Self-sufficiency is the capture and alignment of people, information, capital, and goods. These are the same factors that, when moving freely, accelerate globalization.
Capture and alignment are key. Capture means having all the ingredients, and alignment means having the recipe to combine the ingredients for something that tastes better.
In principle this sounds good: who wouldn’t want full control over these factors?
But self-sufficiency comes with real costs:
- Creativity and innovation suffer. Nothing kills a creative mind quicker than having everything you need at your fingertips.
- Competition is weakened and costs rise. Without influence from outsiders with competitive advantages, rent-seeking runs rampant.
- Supply chains become more brittle. Paradoxically, damage to one component of a self-sufficient system is harder to repair, because there are fewer substitutes remaining in the market.
- Technical advances are linear and centrally planned. Because self-sufficient systems are tightly coupled, advancement in one modular subsystem can’t slot in easily for step-change improvements.

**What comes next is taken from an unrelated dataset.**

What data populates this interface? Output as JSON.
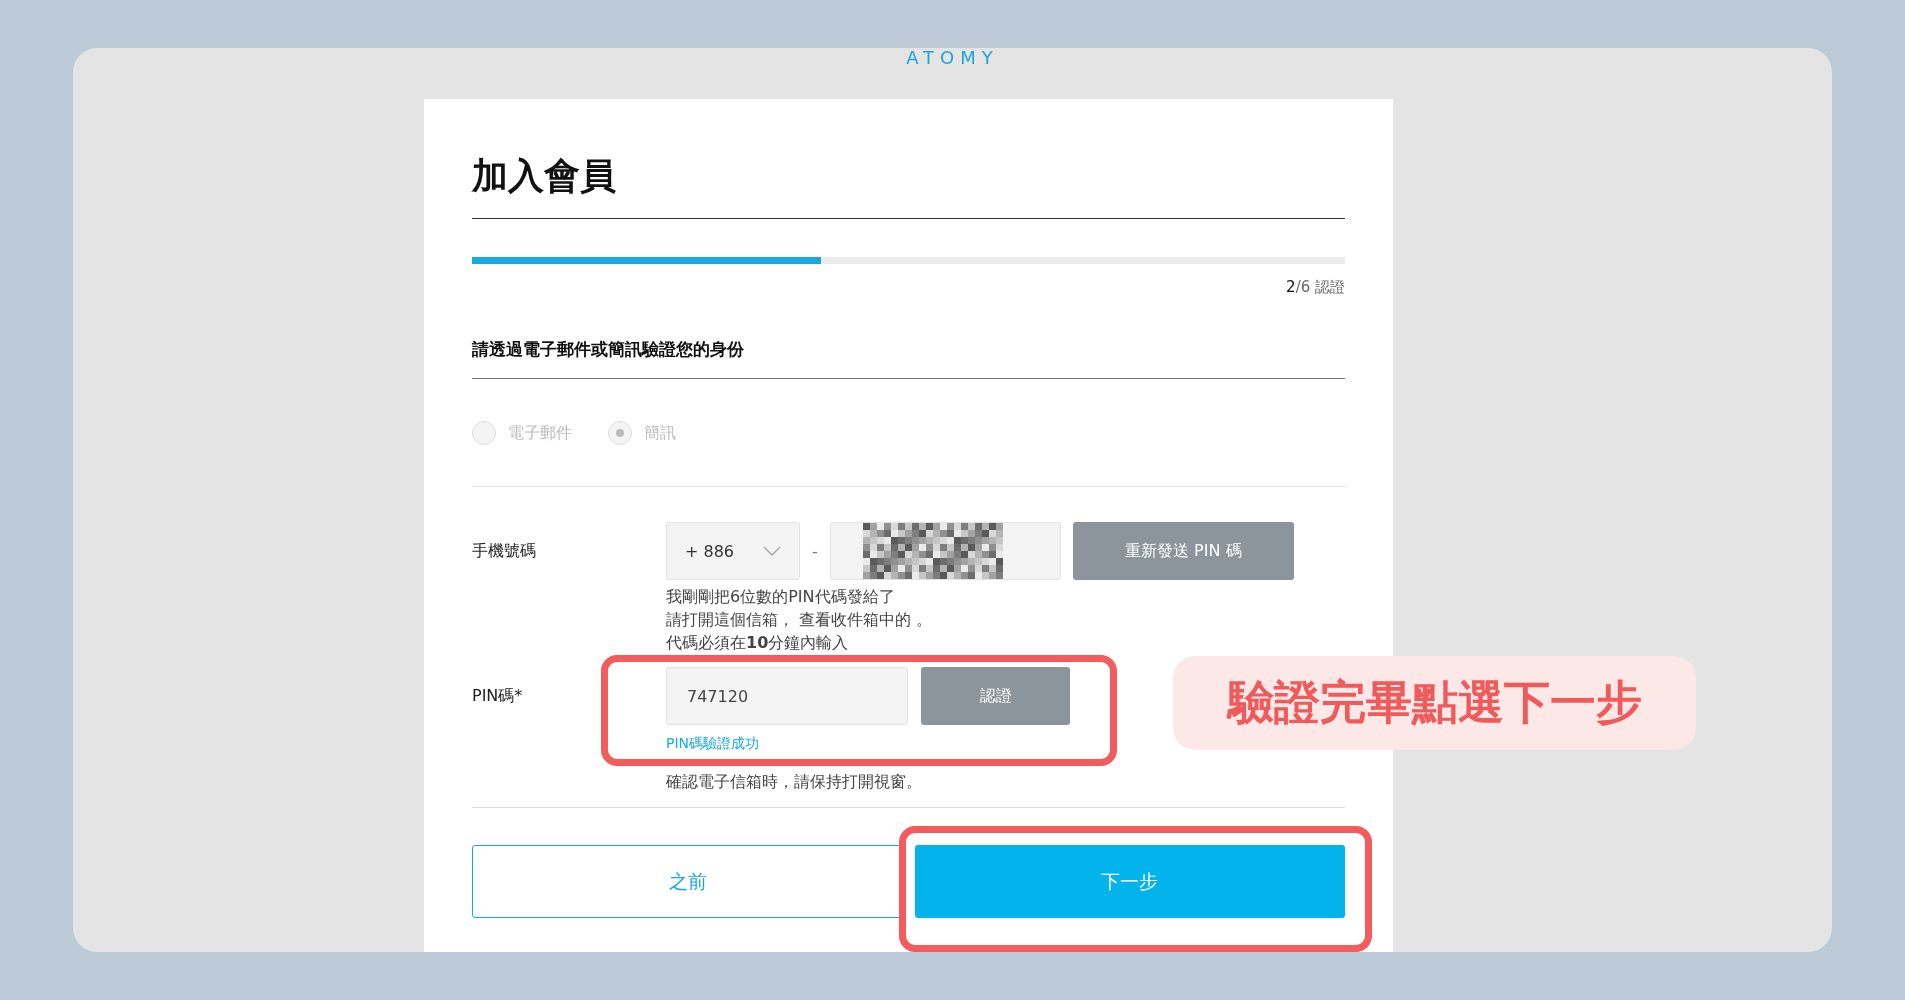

We like to make self-sufficiency sound both benign and lasting, using terms like energy independence or semiconductor supply chain resilience, but the reality is that self-sufficiency is a short term remedy that neglects the impact of innovation on large systems.
Instead of self-sufficiency, we should build resilient systems that are modular by design, distribute innovation activity broadly, and can absorb outside shocks.
(Let’s see if the DC rebranding of “friend shoring” delivers.)